November 2017 Sale Report



After a visit from a Salvage Hunters executive in October, our November sale was graced by television personality and king Salvage Hunter, Drew Pritchard. The Salvage Hunter team joined us on our Monday view and again for our Wednesday furniture sale. Keep your eyes peeled for what will be the first show in the new series, to be shown early 2018. Despite the presence of lights and cameras it didn’t deter some keen bids and blockbuster prices.

The front of the catalogue featured our star lot, a Vulliamy of London bracket clock in very well preserved, original condition, with a single fusee movement and flame mahogany case. To many, a plain mantle clock, but to any horologist it had the most sublime proportions. With an estimate of £5000-6000 we were hoping for a battle, and that we got. Four phone lines booked and a packed saleroom saw the gavel go down at a price well over top estimate. The Vulliamy was one of a number of fine clocks to go through our November sale.  Auctioneers Philip Taubenheim and John Rolfe both have a keen eye for horology and John used the November sale as a platform for better clocks. The small section totalled over £15,000 with delighted buyers and sellers.

Our Tuesday sale also saw strong sales in jewellery, our golden girls Ellie Fry and Sue Turner put together quite a collection, with an 18ct turquoise, diamond and pearl brooch realising £1800, an Australian portrait brooch £1050 and diamond cocktail ring £1500.

Our Wednesday sale had a splattering of very fine furniture. With three phone lines booked, the School Room had a certain excited tension for a pair of 18th century Gainsborough chairs. It was left to a strong room bidder, and a telephone interest to fight it out. The price climbed, the increments slashed, heads simultaneously nodding and shaking and nodding again BANG £4200.

The School Room also saw the sweetest Georgian dwarf linen press take on bids from all angles to land on £1950, a 19th century partners desk go at £1450, a Regency mahogany sofa table £980, two traditional six seater sofas £1680, a small Georgian secretaire chest £1050, an 18th century credence table £1200, a pair of walnut framed pier glasses £840… the list goes on. It was a pleasure to see London quality pieces making London prices.
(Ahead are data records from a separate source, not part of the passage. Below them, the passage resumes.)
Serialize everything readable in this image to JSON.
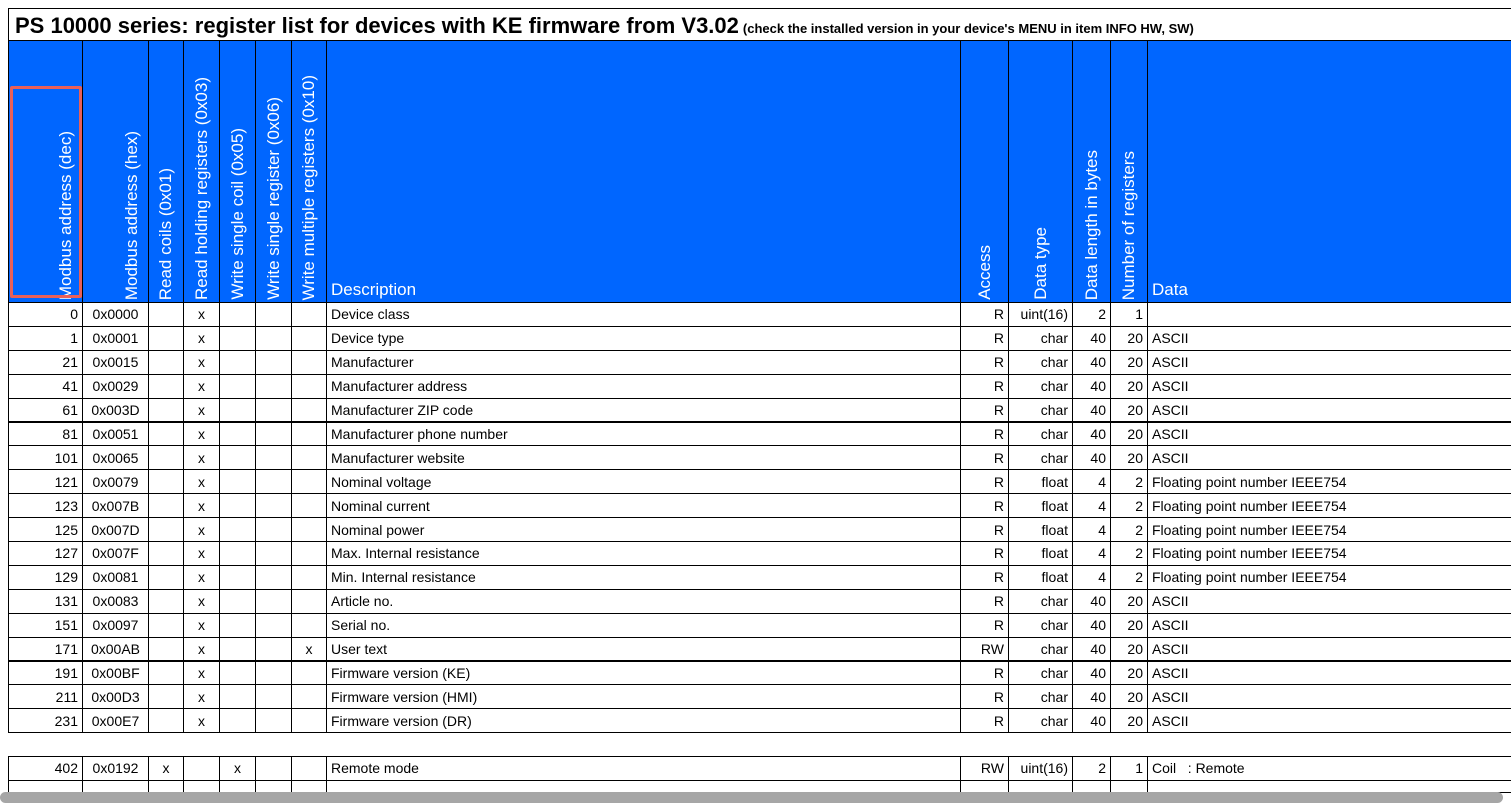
{
  "header": {
    "title": "PS 10000 series: register list for devices with KE firmware from V3.02",
    "note": "(check the installed version in your device's MENU in item INFO HW, SW)"
  },
  "table": {
    "columns": [
      "Modbus address (dec)",
      "Modbus address (hex)",
      "Read coils (0x01)",
      "Read holding registers (0x03)",
      "Write single coil (0x05)",
      "Write single register (0x06)",
      "Write multiple registers (0x10)",
      "Description",
      "Access",
      "Data type",
      "Data length in bytes",
      "Number of registers",
      "Data"
    ],
    "groups": [
      {
        "rows": [
          [
            "0",
            "0x0000",
            null,
            "x",
            null,
            null,
            null,
            "Device class",
            "R",
            "uint(16)",
            "2",
            "1",
            null
          ],
          [
            "1",
            "0x0001",
            null,
            "x",
            null,
            null,
            null,
            "Device type",
            "R",
            "char",
            "40",
            "20",
            "ASCII"
          ],
          [
            "21",
            "0x0015",
            null,
            "x",
            null,
            null,
            null,
            "Manufacturer",
            "R",
            "char",
            "40",
            "20",
            "ASCII"
          ],
          [
            "41",
            "0x0029",
            null,
            "x",
            null,
            null,
            null,
            "Manufacturer address",
            "R",
            "char",
            "40",
            "20",
            "ASCII"
          ],
          [
            "61",
            "0x003D",
            null,
            "x",
            null,
            null,
            null,
            "Manufacturer ZIP code",
            "R",
            "char",
            "40",
            "20",
            "ASCII"
          ],
          [
            "81",
            "0x0051",
            null,
            "x",
            null,
            null,
            null,
            "Manufacturer phone number",
            "R",
            "char",
            "40",
            "20",
            "ASCII"
          ],
          [
            "101",
            "0x0065",
            null,
            "x",
            null,
            null,
            null,
            "Manufacturer website",
            "R",
            "char",
            "40",
            "20",
            "ASCII"
          ],
          [
            "121",
            "0x0079",
            null,
            "x",
            null,
            null,
            null,
            "Nominal voltage",
            "R",
            "float",
            "4",
            "2",
            "Floating point number IEEE754"
          ],
          [
            "123",
            "0x007B",
            null,
            "x",
            null,
            null,
            null,
            "Nominal current",
            "R",
            "float",
            "4",
            "2",
            "Floating point number IEEE754"
          ],
          [
            "125",
            "0x007D",
            null,
            "x",
            null,
            null,
            null,
            "Nominal power",
            "R",
            "float",
            "4",
            "2",
            "Floating point number IEEE754"
          ],
          [
            "127",
            "0x007F",
            null,
            "x",
            null,
            null,
            null,
            "Max. Internal resistance",
            "R",
            "float",
            "4",
            "2",
            "Floating point number IEEE754"
          ],
          [
            "129",
            "0x0081",
            null,
            "x",
            null,
            null,
            null,
            "Min. Internal resistance",
            "R",
            "float",
            "4",
            "2",
            "Floating point number IEEE754"
          ],
          [
            "131",
            "0x0083",
            null,
            "x",
            null,
            null,
            null,
            "Article no.",
            "R",
            "char",
            "40",
            "20",
            "ASCII"
          ],
          [
            "151",
            "0x0097",
            null,
            "x",
            null,
            null,
            null,
            "Serial no.",
            "R",
            "char",
            "40",
            "20",
            "ASCII"
          ],
          [
            "171",
            "0x00AB",
            null,
            "x",
            null,
            null,
            "x",
            "User text",
            "RW",
            "char",
            "40",
            "20",
            "ASCII"
          ],
          [
            "191",
            "0x00BF",
            null,
            "x",
            null,
            null,
            null,
            "Firmware version (KE)",
            "R",
            "char",
            "40",
            "20",
            "ASCII"
          ],
          [
            "211",
            "0x00D3",
            null,
            "x",
            null,
            null,
            null,
            "Firmware version (HMI)",
            "R",
            "char",
            "40",
            "20",
            "ASCII"
          ],
          [
            "231",
            "0x00E7",
            null,
            "x",
            null,
            null,
            null,
            "Firmware version (DR)",
            "R",
            "char",
            "40",
            "20",
            "ASCII"
          ]
        ]
      },
      {
        "rows": [
          [
            "402",
            "0x0192",
            "x",
            null,
            "x",
            null,
            null,
            "Remote mode",
            "RW",
            "uint(16)",
            "2",
            "1",
            "Coil   : Remote"
          ]
        ]
      }
    ]
  }
}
Over the road, it was more about what we had outside the saleroom rather than inside, with a seriously strong section of garden antiques and outside effects. Without doubt the best price was for a pair of ‘Hushing Boy’ lead urns that saw two strong room bidders take the price from £1000 up to £5200.  A Coalbrookdale Lily of the valley bench made £2300 and it took no Herculean effort to get a limestone figure of Hercules away at £1150.

Now, we as an industry are often reminded or offended by the phrase ‘Brown furniture’ and as a proud traditional saleroom we have always preferred the term ‘Quality furniture’ and we’ve championed good honest antiques and effects. Our November furniture sale was a nod to quality antique pieces and the industry that we cherish.

Whilst you will be scoffing turkey sandwiches and quaffing port, we are frantically putting together our December sale. We hope to see familiar friendly faces for a mulled wine and mince pie at our now infamous Christmas sale.